On Aug. 24, the two new tanks were christened at a party at the brewery. Of course this could not be done with anything so mundane as a bottle of champagne. Instead, King Street smashed glass growlers filled with beer against the tanks, ensuring that they will serve the brewery productively for years to come.

On Aug. 25, King Street held a Barbecue and Free Wort Day. For those of you who are not brewers, wort is unfermented beer. Besides cooking up plenty of delicious food, the brewery produced a batch of its India Pale Ale, but instead of moving it into a fermenter, they gave it away to anyone who brought a clean, 5-gallon container. All the lucky recipients needed to do was to pitch their own yeast. Forty-four home brewers took advantage of this generous offer, including yours truly. I plan to call mine the King of the Road IPA, since it used King Street wort and bounced down the road for three hours as I took it home from Anchorage.

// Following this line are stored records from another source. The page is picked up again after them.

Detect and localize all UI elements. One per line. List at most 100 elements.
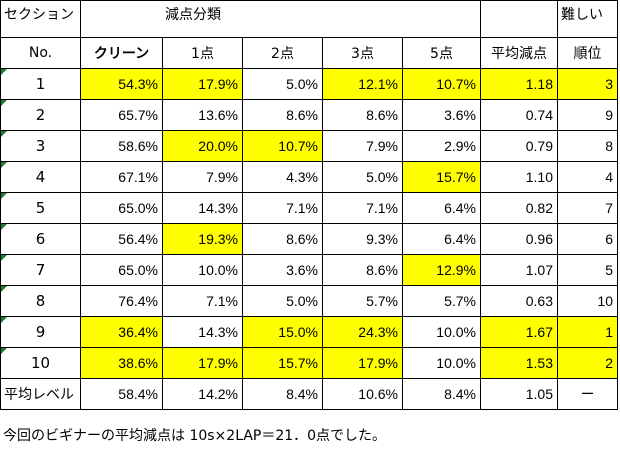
cell-p1: 20.0% — [162, 130, 243, 162]
cell-p3: 8.6% — [322, 99, 403, 131]
p2-header: 2点 — [242, 37, 323, 69]
header-blank-cell — [402, 0, 481, 38]
cell-clean: 65.7% — [80, 99, 163, 131]
cell-avg: 0.82 — [480, 192, 558, 224]
clean-header: クリーン — [80, 37, 163, 69]
footer-note: 今回のビギナーの平均減点は 10s×2LAP＝21．0点でした。 — [3, 428, 387, 444]
cell-avg: 1.10 — [480, 161, 558, 193]
group-header: 減点分類 — [162, 0, 323, 38]
cell-clean: 58.6% — [80, 130, 163, 162]
cell-comment-marker-icon — [1, 317, 7, 323]
table-row: 9 36.4% 14.3% 15.0% 24.3% 10.0% 1.67 1 — [0, 316, 618, 348]
cell-p3: 24.3% — [322, 316, 403, 348]
header-blank-cell — [480, 0, 558, 38]
cell-p3: 8.6% — [322, 254, 403, 286]
cell-rank: 8 — [557, 130, 618, 162]
cell-p5: 3.6% — [402, 99, 481, 131]
cell-clean: 65.0% — [80, 254, 163, 286]
no-header: No. — [0, 37, 81, 69]
row-number-label: 7 — [35, 261, 46, 279]
p1-header: 1点 — [162, 37, 243, 69]
row-number-label: 5 — [35, 199, 46, 217]
cell-p5: 10.0% — [402, 316, 481, 348]
cell-clean: 65.0% — [80, 192, 163, 224]
cell-p2: 3.6% — [242, 254, 323, 286]
row-number-label: 10 — [30, 354, 51, 372]
cell-p1: 14.3% — [162, 192, 243, 224]
cell-p1: 17.9% — [162, 347, 243, 379]
cell-avg: 0.96 — [480, 223, 558, 255]
cell-p5: 10.0% — [402, 347, 481, 379]
row-number: 8 — [0, 285, 81, 317]
cell-comment-marker-icon — [1, 131, 7, 137]
row-number: 9 — [0, 316, 81, 348]
row-number-label: 3 — [35, 137, 46, 155]
difficulty-header: 難しい — [557, 0, 618, 38]
section-header-label: セクション — [4, 7, 74, 23]
header-blank-cell — [322, 0, 403, 38]
section-header: セクション — [0, 0, 81, 38]
cell-rank: 2 — [557, 347, 618, 379]
cell-p5: 6.4% — [402, 223, 481, 255]
average-p2: 8.4% — [242, 378, 323, 410]
row-number: 1 — [0, 68, 81, 100]
cell-p2: 8.6% — [242, 223, 323, 255]
cell-p2: 4.3% — [242, 161, 323, 193]
cell-comment-marker-icon — [1, 255, 7, 261]
avg-header: 平均減点 — [480, 37, 558, 69]
table-row: 7 65.0% 10.0% 3.6% 8.6% 12.9% 1.07 5 — [0, 254, 618, 286]
cell-clean: 54.3% — [80, 68, 163, 100]
cell-clean: 38.6% — [80, 347, 163, 379]
cell-comment-marker-icon — [1, 69, 7, 75]
cell-avg: 1.07 — [480, 254, 558, 286]
cell-comment-marker-icon — [1, 286, 7, 292]
cell-comment-marker-icon — [1, 100, 7, 106]
row-number: 3 — [0, 130, 81, 162]
table-body: 1 54.3% 17.9% 5.0% 12.1% 10.7% 1.18 3 2 65.7% 13.6… — [0, 68, 618, 379]
results-table: セクション 減点分類 難しい No. クリーン 1点 2点 3点 5点 平均減点… — [0, 0, 618, 410]
cell-p1: 7.1% — [162, 285, 243, 317]
average-p1: 14.2% — [162, 378, 243, 410]
cell-clean: 67.1% — [80, 161, 163, 193]
cell-p2: 15.0% — [242, 316, 323, 348]
cell-p3: 7.9% — [322, 130, 403, 162]
row-number: 7 — [0, 254, 81, 286]
average-avg: 1.05 — [480, 378, 558, 410]
row-number: 10 — [0, 347, 81, 379]
row-number: 5 — [0, 192, 81, 224]
table-row: 6 56.4% 19.3% 8.6% 9.3% 6.4% 0.96 6 — [0, 223, 618, 255]
cell-comment-marker-icon — [1, 224, 7, 230]
cell-rank: 3 — [557, 68, 618, 100]
cell-p5: 6.4% — [402, 192, 481, 224]
cell-p1: 19.3% — [162, 223, 243, 255]
cell-p3: 12.1% — [322, 68, 403, 100]
table-row: 8 76.4% 7.1% 5.0% 5.7% 5.7% 0.63 10 — [0, 285, 618, 317]
group-header-label: 減点分類 — [165, 7, 221, 23]
p5-header: 5点 — [402, 37, 481, 69]
cell-rank: 4 — [557, 161, 618, 193]
cell-p3: 9.3% — [322, 223, 403, 255]
cell-p3: 7.1% — [322, 192, 403, 224]
header-row-1: セクション 減点分類 難しい — [0, 0, 618, 38]
table-row: 4 67.1% 7.9% 4.3% 5.0% 15.7% 1.10 4 — [0, 161, 618, 193]
row-number-label: 8 — [35, 292, 46, 310]
cell-avg: 0.74 — [480, 99, 558, 131]
cell-p3: 17.9% — [322, 347, 403, 379]
average-clean: 58.4% — [80, 378, 163, 410]
row-number: 6 — [0, 223, 81, 255]
rank-header: 順位 — [557, 37, 618, 69]
cell-p2: 15.7% — [242, 347, 323, 379]
cell-p2: 10.7% — [242, 130, 323, 162]
row-number-label: 9 — [35, 323, 46, 341]
cell-comment-marker-icon — [1, 348, 7, 354]
average-row: 平均レベル 58.4% 14.2% 8.4% 10.6% 8.4% 1.05 ー — [0, 378, 618, 410]
row-number-label: 1 — [35, 75, 46, 93]
table-row: 1 54.3% 17.9% 5.0% 12.1% 10.7% 1.18 3 — [0, 68, 618, 100]
row-number-label: 2 — [35, 106, 46, 124]
cell-p3: 5.7% — [322, 285, 403, 317]
average-label: 平均レベル — [0, 378, 81, 410]
cell-comment-marker-icon — [1, 193, 7, 199]
average-rank: ー — [557, 378, 618, 410]
row-number: 2 — [0, 99, 81, 131]
cell-avg: 1.18 — [480, 68, 558, 100]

Finally, Aug. 29, King Street held its first-ever gourmet beer dinner, at Sullivan’s Steakhouse in Anchorage. Sullivan’s has only recently installed draft lines, and King Street’s brews have been big sellers there. Patrons got to enjoy a five-course meal, including such delights as bacon-wrapped reindeer sausage with pears and caramelized onions and fillet medallions of steak with a bourbon peppercorn sauce.

Taken all together, this is indicative of what a great job the folks at King Street have been doing. The quality of their beers has generated the growth in demand, which necessitated buying those additional fermenters, more than doubling their production capacity from 60 to 140 barrels. When I spoke to owners Dana Walukiewicz and Shane Kingry, they said that when they opened a year ago, they thought they might need more tanks in a few years. “Instead, after only six months, we found ourselves talking about needing more tank space,” they said. That’s the sort of thing that happens all the time when you brew good craft beer in Alaska.

So what’s next for King Street? Well, the brewery will be putting its new tanks to good use, producing that much more of its beers, particularly its excellent pilsner. Making a traditional lager-style beer, like a pilsner, involves several weeks of cold aging, which ties up tank space — this was another reason for the expansion. They also have purchased a canning machine and will be experimenting with it in the next few months, making sure that when the brewery cans its beers, there will be no loss in quality. Once it has cleared all those hurdles, look for King Street in cans in the new year.

Looking ahead in September, there will be a beer festival in Anchorage on Saturday, Sept. 22. La Bodega, the excellent beer store in the Metro Mall on Benson, will be holding its second annual Bodegafest, from 2 to 8 p.m. at the Chalet in Kincaid Park. The admission price of $25 gets you a commemorative glass and 12 tasting tickets, with more tickets available for purchase. You can pick up tickets at the store, or at http://labodegastore.com/events. This is a great event, so if you happen to be in Anchorage that weekend, I highly recommend you check it out.

Until next month, Cheers!

Bill Howell is a home brewer, teaches a beer appreciation class at Kenai Peninsula College’s Kenai River Campus and was named the 2010 Beerdrinker of the Year by Wynkoop Brewing Company in Denver.